Our goal is to implement these operations so that they require constant time on average.

Terminology:

U
universe of possible elements (example: strings of characters)
N
set of elements actually in the dictionary (eg, English words, or student ids). Usually N << U.
M
hash table size
h(x)
maps element x in U to one of M buckets, 0...M-1. What properties do we want this to have?

It should have the following properties:

  1. h(x) should spread keys out well between 0,1,..., M-1.
  2. h(x) should be easy to compute.
For example, if U is the set of integers from 0 to 1 billion, h(x) = x mod M might be a good hash function.

In separate chaining, our hash table is an array of lists. Say M=7, U is A, B, C, D, E, and F, and h is the following:

  x    A B C D E F
 h(x)  3 5 4 3 4 4
Try hashing U in order.

Choosing a Hash Function

At the end of the last lecture, went really quickly through an example of a good hash function. Let's take a closer look.

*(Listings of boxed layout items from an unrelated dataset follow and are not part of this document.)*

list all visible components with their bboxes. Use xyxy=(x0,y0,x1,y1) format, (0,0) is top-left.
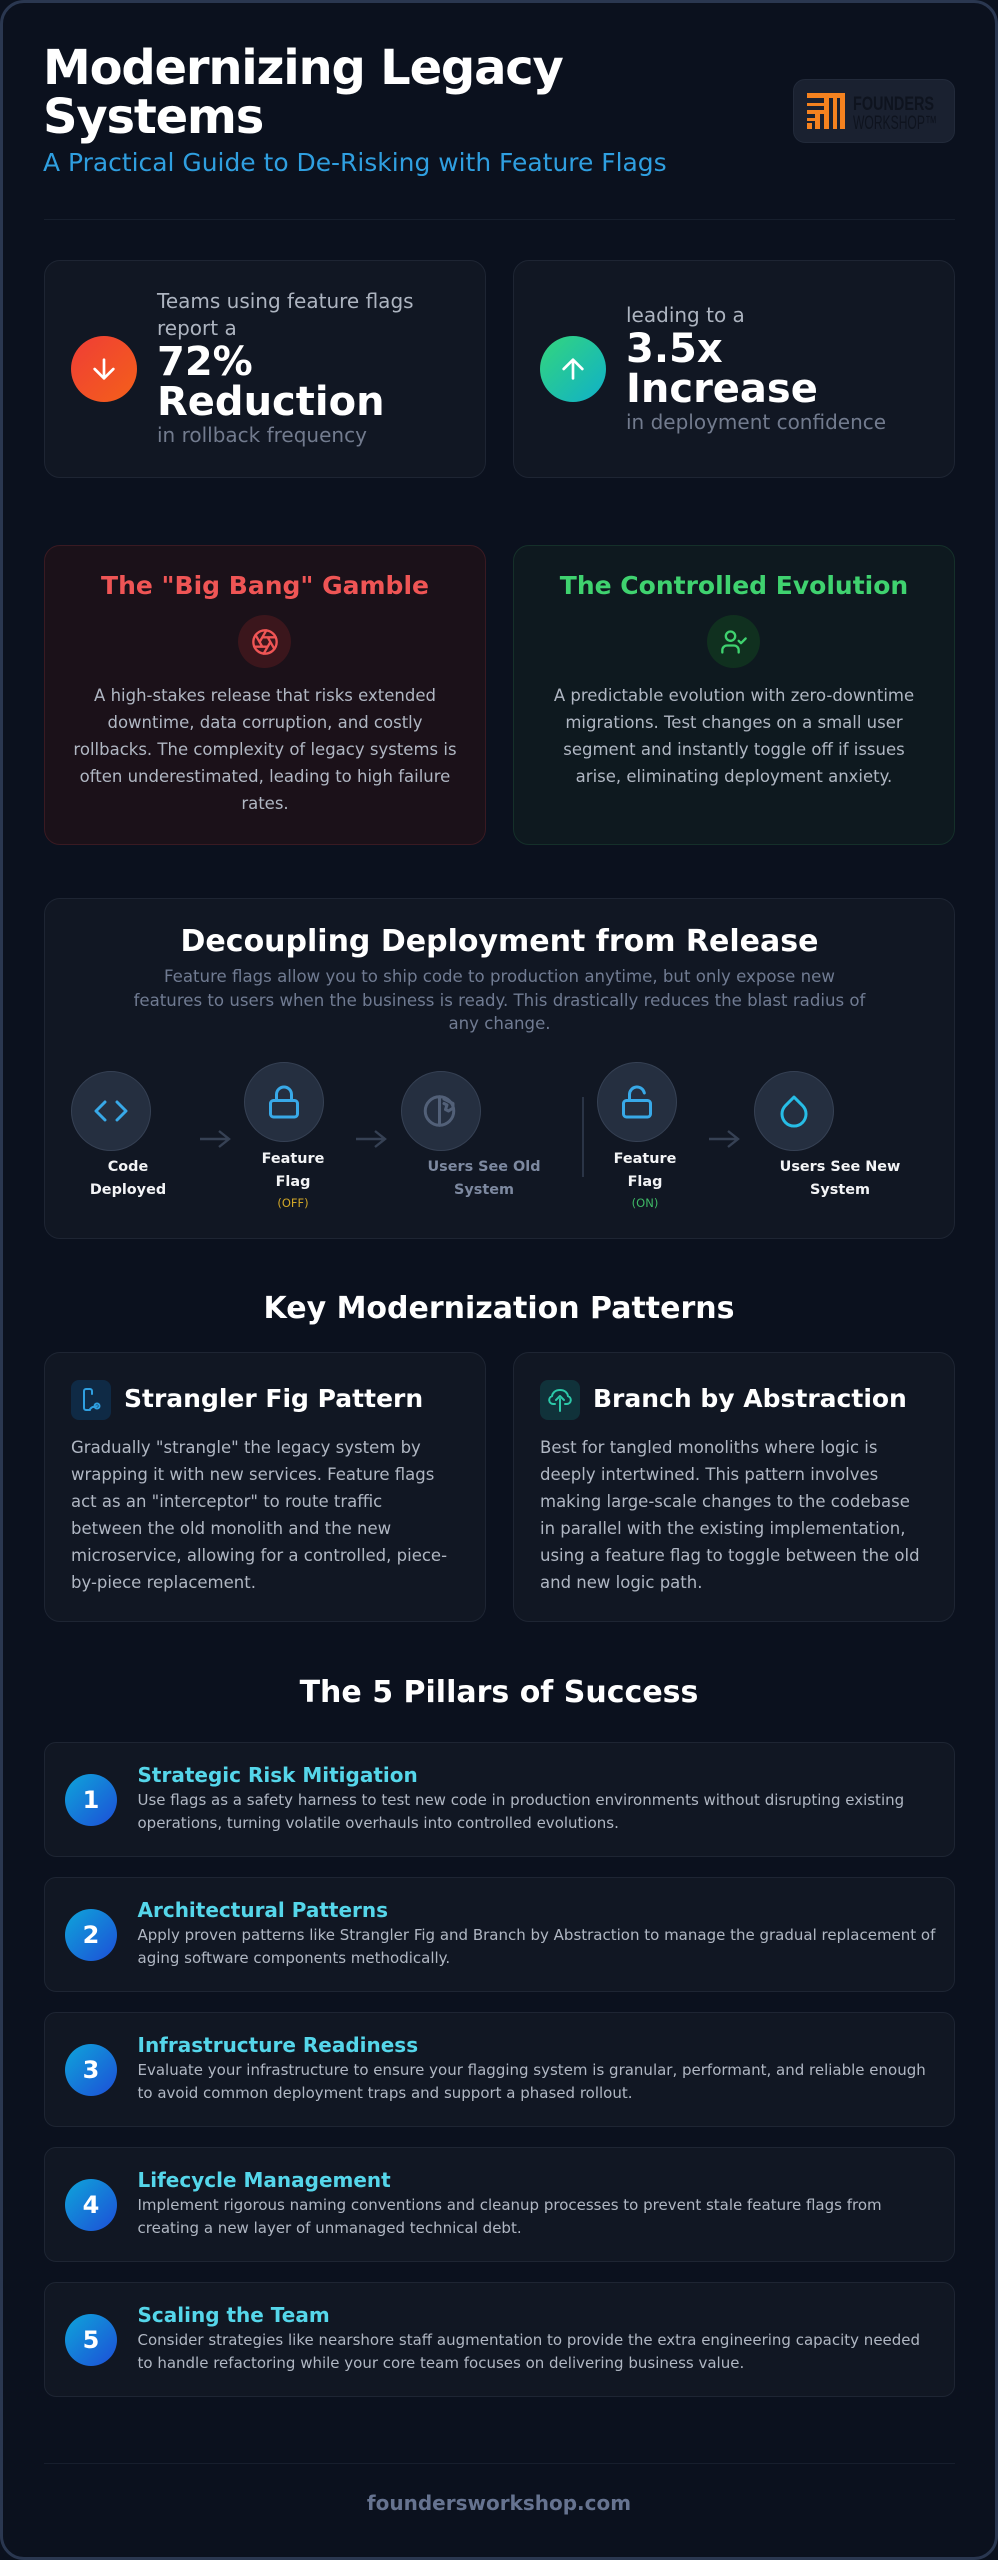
pillar title: Strategic Risk Mitigation xyxy=(138,1763,418,1787)
icon: user check xyxy=(707,615,760,668)
body text: by-piece replacement. xyxy=(71,1573,256,1592)
label: users see new xyxy=(780,1159,900,1198)
title: Modernizing Legacy xyxy=(43,40,563,96)
stat text: 3.5x xyxy=(626,326,723,372)
stat text: report a xyxy=(157,316,237,340)
label: code deployed xyxy=(90,1159,166,1198)
panel: stat confidence xyxy=(513,260,955,478)
heading: five pillars: The 5 Pillars of Success xyxy=(300,1675,698,1710)
body text: A predictable evolution with zero-downtime xyxy=(554,686,914,705)
stat text: leading to a xyxy=(626,302,745,326)
footer: foundersworkshop.com xyxy=(367,2491,631,2515)
title: Systems xyxy=(43,89,263,145)
stat text: in rollback frequency xyxy=(157,423,367,447)
pillar text: to avoid common deployment traps and support a phased rollout. xyxy=(138,2084,633,2102)
arrow xyxy=(356,1130,387,1148)
pillar text xyxy=(138,2331,920,2372)
pillar text: creating a new layer of unmanaged technical debt. xyxy=(138,2219,522,2237)
number xyxy=(65,1909,117,1961)
pillar 3 xyxy=(44,2012,955,2127)
heading: The Controlled Evolution xyxy=(560,571,908,600)
panel: big bang xyxy=(44,545,486,845)
number: 5 xyxy=(83,2326,99,2354)
step: flag on xyxy=(597,1062,677,1142)
heading: key patterns: Key Modernization Patterns xyxy=(264,1291,734,1326)
label: users see old xyxy=(427,1159,541,1198)
label: users see new: System xyxy=(810,1182,870,1198)
logo xyxy=(793,79,955,143)
heading: The "Big Bang" Gamble xyxy=(101,571,429,600)
body text: rates. xyxy=(241,794,289,813)
stat text: Teams using feature flags xyxy=(157,289,414,313)
description xyxy=(134,967,866,1033)
body text xyxy=(554,686,914,786)
number xyxy=(65,2179,117,2231)
body text: A high-stakes release that risks extended xyxy=(94,686,436,705)
pillar title: Architectural Patterns xyxy=(138,1898,388,1922)
body text: microservice, allowing for a controlled, piece- xyxy=(71,1546,447,1565)
body text: rollbacks. The complexity of legacy systems is xyxy=(73,740,457,759)
header divider xyxy=(44,219,955,220)
label: users see old: System xyxy=(454,1182,514,1198)
stat text: Increase xyxy=(626,366,818,412)
icon: branch xyxy=(540,1380,580,1420)
label: flag on: (ON) xyxy=(632,1196,658,1210)
icon: arrow up xyxy=(540,336,606,402)
body text: in parallel with the existing implementation, xyxy=(540,1519,906,1538)
number xyxy=(65,1774,117,1826)
description: any change. xyxy=(448,1014,551,1033)
body text xyxy=(540,1438,920,1592)
label: flag off: Feature xyxy=(262,1151,324,1167)
body text: migrations. Test changes on a small user xyxy=(565,713,903,732)
description: features to users when the business is ready. This drastically reduces the blast radius of xyxy=(134,991,865,1010)
body text: downtime, data corruption, and costly xyxy=(107,713,423,732)
body text: making large-scale changes to the codebase xyxy=(540,1492,910,1511)
pillar text xyxy=(138,1926,936,1967)
body text: Gradually "strangle" the legacy system by xyxy=(71,1438,421,1457)
label: flag off: Flag xyxy=(276,1174,310,1190)
body text: deeply intertwined. This pattern involves xyxy=(540,1465,878,1484)
pillar 1 xyxy=(44,1742,955,1857)
description: Feature flags allow you to ship code to production anytime, but only expose new xyxy=(164,967,835,986)
icon: strangler xyxy=(71,1380,111,1420)
number xyxy=(65,2044,117,2096)
stat text xyxy=(156,289,414,447)
number: 4 xyxy=(83,2191,99,2219)
arrow xyxy=(709,1130,740,1148)
step: users see new xyxy=(754,1071,834,1151)
body text: often underestimated, leading to high failure xyxy=(80,767,450,786)
panel: branch by abstraction xyxy=(513,1352,955,1622)
label: flag on xyxy=(614,1151,676,1210)
pillar text: Use flags as a safety harness to test new code in production environments without disrupting existing xyxy=(138,1791,904,1809)
body text: using a feature flag to toggle between the old xyxy=(540,1546,920,1565)
number: 3 xyxy=(83,2056,99,2084)
pillar text xyxy=(138,2061,926,2102)
pillar 4 xyxy=(44,2147,955,2262)
label: code deployed: Deployed xyxy=(90,1182,166,1198)
panel: controlled evolution xyxy=(513,545,955,845)
pillar text: operations, turning volatile overhauls into controlled evolutions. xyxy=(138,1814,619,1832)
pillar 2 xyxy=(44,1877,955,1992)
number: 1 xyxy=(83,1786,99,1814)
step: users see old xyxy=(401,1071,481,1151)
pillar text: aging software components methodically. xyxy=(138,1949,450,1967)
body text xyxy=(73,686,457,813)
stat text xyxy=(626,302,886,434)
label: flag on: Flag xyxy=(628,1174,662,1190)
label: flag on: Feature xyxy=(614,1151,676,1167)
pillar text: to handle refactoring while your core team focuses on delivering business value. xyxy=(138,2354,744,2372)
pillar text: Consider strategies like nearshore staff augmentation to provide the extra engineering capacity needed xyxy=(138,2331,920,2349)
stat text: 72% xyxy=(157,339,253,385)
icon: aperture xyxy=(238,615,291,668)
icon: arrow down xyxy=(71,336,137,402)
stat text: in deployment confidence xyxy=(626,410,886,434)
pillar text xyxy=(138,1791,904,1832)
body text: and new logic path. xyxy=(540,1573,702,1592)
footer divider xyxy=(44,2463,955,2464)
pillar title: Infrastructure Readiness xyxy=(138,2033,418,2057)
panel: decoupling deployment xyxy=(44,898,955,1239)
title: Branch by Abstraction xyxy=(593,1384,907,1413)
arrow xyxy=(200,1130,231,1148)
body text: act as an "interceptor" to route traffic xyxy=(71,1492,382,1511)
divider between states xyxy=(582,1097,584,1177)
pillar text: Evaluate your infrastructure to ensure your flagging system is granular, performant, and reliable enough xyxy=(138,2061,926,2079)
body text: segment and instantly toggle off if issues xyxy=(563,740,905,759)
number: 2 xyxy=(83,1921,99,1949)
title xyxy=(43,40,563,145)
pillar title: Scaling the Team xyxy=(138,2303,330,2327)
stat text: Reduction xyxy=(157,379,385,425)
title: Strangler Fig Pattern xyxy=(124,1384,423,1413)
label: flag off: (OFF) xyxy=(277,1196,309,1210)
label: code deployed: Code xyxy=(108,1159,148,1175)
step: flag off xyxy=(244,1062,324,1142)
pillar title: Lifecycle Management xyxy=(138,2168,391,2192)
body text: arise, eliminating deployment anxiety. xyxy=(576,767,892,786)
body text: between the old monolith and the new xyxy=(71,1519,391,1538)
body text xyxy=(71,1438,447,1592)
label: flag off xyxy=(262,1151,324,1210)
step: code deployed xyxy=(71,1071,151,1151)
body text: Best for tangled monoliths where logic is xyxy=(540,1438,878,1457)
pillar text xyxy=(138,2196,882,2237)
label: users see new: Users See New xyxy=(780,1159,900,1175)
body text: wrapping it with new services. Feature flags xyxy=(71,1465,434,1484)
heading: Decoupling Deployment from Release xyxy=(181,924,818,959)
label: users see old: Users See Old xyxy=(427,1159,541,1175)
subtitle: A Practical Guide to De-Risking with Feature Flags xyxy=(43,148,667,177)
pillar text: Implement rigorous naming conventions and cleanup processes to prevent stale feature flags from xyxy=(138,2196,882,2214)
panel: stat rollback xyxy=(44,260,486,478)
number xyxy=(65,2314,117,2366)
pillar text: Apply proven patterns like Strangler Fig and Branch by Abstraction to manage the gradual replacement of xyxy=(138,1926,935,1944)
panel: strangler fig xyxy=(44,1352,486,1622)
pillar 5 xyxy=(44,2282,955,2397)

Here's a generally good hash function: treat the word as a large binary number, and MOD by size of hash-table. make size M be prime, or at least odd.

Eg, ``word''. In ascii, w = 119, o = 111, r = 114, d = 100. So could think of ``word'' as a base 256 number:

  119*256^3 + 111*256^2 + 114*256 + 100
There's a problem, though: if a word is more than 4 characters, value is too big to convert to integer and then mod. We can't just make it into a number, then mod. Trick: What you can do is ``walk'' down the characters, modding as you go. Eg, you can think of ``word'' as
  ( (w * 256 + o) * 256  + r)*256 + d
This transformation is called Horner's rule.

Just like in decimal: taking 173 and making it 1736 is multiplying original by 10 and then adding 6. At each step, can take mod.

To implement this:

int
hash(char *key, int size) {
  int h = 0;
  for(; *key != '\0'; key++)  h = (h * 256 + (*key)) % size;
  return h;
}
The constant 256 isn't particularly important. We could replace it by another number like 32 or whatever. The interpretation is just nicer if we use 256.

Why use prime, or odd table sizes? Not an extremely scientific reason, but ... why would table size 256 be bad? A: only using last letter. What about 1024? A: only using last 2 letters.

Basically, h(x) should depend on all of the bits in x Odd or, even better, prime, makes sure nothing funny like ignoring certain bits happens.

A real-life example of hashing: c-shell: when you type command, how does unix know where executable is? It uses hash table for faster searching.

Building a Maze

Remember on hwk 2, we gave you a list of words, plus a maze created from them. Two words were adjacent if they differed in 1 letter. Question: how can you create a maze from the words?

One way: for each word, look up all others and see if any differ in just one letter. If so, output the edge. Works, but slow What's time?

Well, it's Theta(n^2). Pretty slow with 2000 words, would be really bad with 10,000. Here's a way to do it fast with hashing.

Idea: make five hash tables. Table i corresponds to ignoring ith letter. For each word, hash once into each table. Eg, ``shave''. Hash into first table ignoring 's'. Into second ignoring 'h',...)

Now, read in next word and hash it too. When you hash a word to an index, if there are other words there already, check to see if they are neighbors. If two words differ in just letter i (``shave'' and ``share'' share differ in letter 4), then when we hash into ith table, we will land in the same bucket (both times hashing to ``shae''). If they're neighbors, output the edge.

Point: if hash function is good, then there are not a lot of ``collisions'', so most of others in bucket are real neighbors (collisions correspond to others there that are not really neighbors in maze).

For example, 2000 words, tables of size 3000. If hash function is good, average number of collisions < 1. (O(1) in any case). So, reduce from O(n^2) time to LINEAR in number of edges. Most of the time now is spent in printing the edges.